What are high-value datasets?
According to the Implementing Regulation, high-value datasets are divided into six thematic categories:
- Geospatial
- Earth observation and environment
- Meteorological
- Statistics
- Company and company ownership
- Mobility
What are the benefits of opening high-value datasets?
According to the European Commission, high-value datasets significantly reduce the barriers to entry into European data-driven markets and increase the reuse of datasets.
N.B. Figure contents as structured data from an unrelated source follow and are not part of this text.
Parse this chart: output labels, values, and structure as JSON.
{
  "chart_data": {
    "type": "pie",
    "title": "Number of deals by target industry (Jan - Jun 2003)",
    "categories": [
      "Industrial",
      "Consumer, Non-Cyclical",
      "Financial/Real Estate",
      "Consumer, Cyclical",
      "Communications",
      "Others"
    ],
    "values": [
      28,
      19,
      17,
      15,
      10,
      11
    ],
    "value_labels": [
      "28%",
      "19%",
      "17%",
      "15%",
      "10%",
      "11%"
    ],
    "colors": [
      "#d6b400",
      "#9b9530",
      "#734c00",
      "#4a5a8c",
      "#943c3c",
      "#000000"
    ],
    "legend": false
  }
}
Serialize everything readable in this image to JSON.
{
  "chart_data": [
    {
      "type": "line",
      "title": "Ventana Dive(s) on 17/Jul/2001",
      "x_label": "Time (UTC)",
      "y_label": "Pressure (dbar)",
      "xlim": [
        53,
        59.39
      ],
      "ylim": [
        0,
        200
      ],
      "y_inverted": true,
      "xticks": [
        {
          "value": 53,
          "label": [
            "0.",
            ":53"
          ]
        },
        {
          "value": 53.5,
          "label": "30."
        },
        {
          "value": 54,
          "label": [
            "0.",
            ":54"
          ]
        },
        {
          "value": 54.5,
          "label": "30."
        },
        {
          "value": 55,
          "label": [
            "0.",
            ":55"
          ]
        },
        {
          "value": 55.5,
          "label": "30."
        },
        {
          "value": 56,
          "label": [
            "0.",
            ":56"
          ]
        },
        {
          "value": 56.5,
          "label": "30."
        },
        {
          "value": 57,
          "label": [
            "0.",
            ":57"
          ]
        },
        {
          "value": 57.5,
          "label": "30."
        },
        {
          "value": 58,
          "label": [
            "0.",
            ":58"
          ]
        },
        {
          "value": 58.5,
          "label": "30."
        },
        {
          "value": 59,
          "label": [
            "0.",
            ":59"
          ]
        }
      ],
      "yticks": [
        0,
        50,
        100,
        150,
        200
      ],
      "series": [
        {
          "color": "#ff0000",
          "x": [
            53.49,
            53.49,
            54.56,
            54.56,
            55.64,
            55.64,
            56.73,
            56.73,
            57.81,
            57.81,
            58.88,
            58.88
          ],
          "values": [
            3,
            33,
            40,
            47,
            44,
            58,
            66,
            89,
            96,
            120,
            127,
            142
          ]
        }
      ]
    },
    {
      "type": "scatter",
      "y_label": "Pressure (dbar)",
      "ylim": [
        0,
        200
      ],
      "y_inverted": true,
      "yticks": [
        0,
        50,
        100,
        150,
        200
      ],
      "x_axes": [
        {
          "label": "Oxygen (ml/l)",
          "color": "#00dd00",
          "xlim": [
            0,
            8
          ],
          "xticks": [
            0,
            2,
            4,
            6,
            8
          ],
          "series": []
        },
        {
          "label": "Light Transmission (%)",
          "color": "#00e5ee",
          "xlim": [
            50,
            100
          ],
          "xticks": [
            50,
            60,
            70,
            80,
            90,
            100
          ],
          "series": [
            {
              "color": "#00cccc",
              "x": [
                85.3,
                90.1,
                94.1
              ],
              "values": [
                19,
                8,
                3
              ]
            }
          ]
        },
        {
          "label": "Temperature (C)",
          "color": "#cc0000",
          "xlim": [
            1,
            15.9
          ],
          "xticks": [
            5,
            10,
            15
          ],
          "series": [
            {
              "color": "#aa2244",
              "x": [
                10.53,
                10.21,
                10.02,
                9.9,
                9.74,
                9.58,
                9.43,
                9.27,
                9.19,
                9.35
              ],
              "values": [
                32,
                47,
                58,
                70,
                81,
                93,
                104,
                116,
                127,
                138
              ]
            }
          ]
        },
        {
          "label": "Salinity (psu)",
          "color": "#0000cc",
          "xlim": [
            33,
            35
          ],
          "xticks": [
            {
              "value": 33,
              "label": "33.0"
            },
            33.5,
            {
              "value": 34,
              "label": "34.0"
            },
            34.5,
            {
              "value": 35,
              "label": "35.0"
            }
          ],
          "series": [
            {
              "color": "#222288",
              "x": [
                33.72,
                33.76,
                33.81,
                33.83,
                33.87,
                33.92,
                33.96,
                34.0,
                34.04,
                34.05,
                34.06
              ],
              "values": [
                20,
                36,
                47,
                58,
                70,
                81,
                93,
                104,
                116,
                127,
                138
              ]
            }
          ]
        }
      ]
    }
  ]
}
They help promote research, the creation of new digital services, and the improvement of existing services or business processes.
The reuse of geospatial and mobility data can open up business opportunities for the logistics or transport sector and improve the efficiency of the provision of public services, for example by understanding traffic flows to improve transport efficiency.
Earth observation and environmental data, as well as meteorological data (e.g. radar data, air quality, soil pollution, biodiversity), can be used to support e.g. research and knowledge-based decision-making, especially in combating climate change and its impacts.
Statistical data (e.g. labour market, demographic structure, industrial production) makes it easier to predict the impacts of e.g. possible policy measures.
Company and company ownership data increases market transparency and allows for more accurate targeting of private investments or public support. The wider availability of information concerning businesses has clear social benefits, for example in the fight against crime (including financial crime), increasing civic participation, and promoting transparency in business.
Personal data
The Open Data Directive and the Regulation pertaining to high-value datasets do not apply to documents whose availability or disclosure has been restricted on the basis of the protection of personal data. Compliance with the GDPR must always be ensured with regard to the processing of personal data.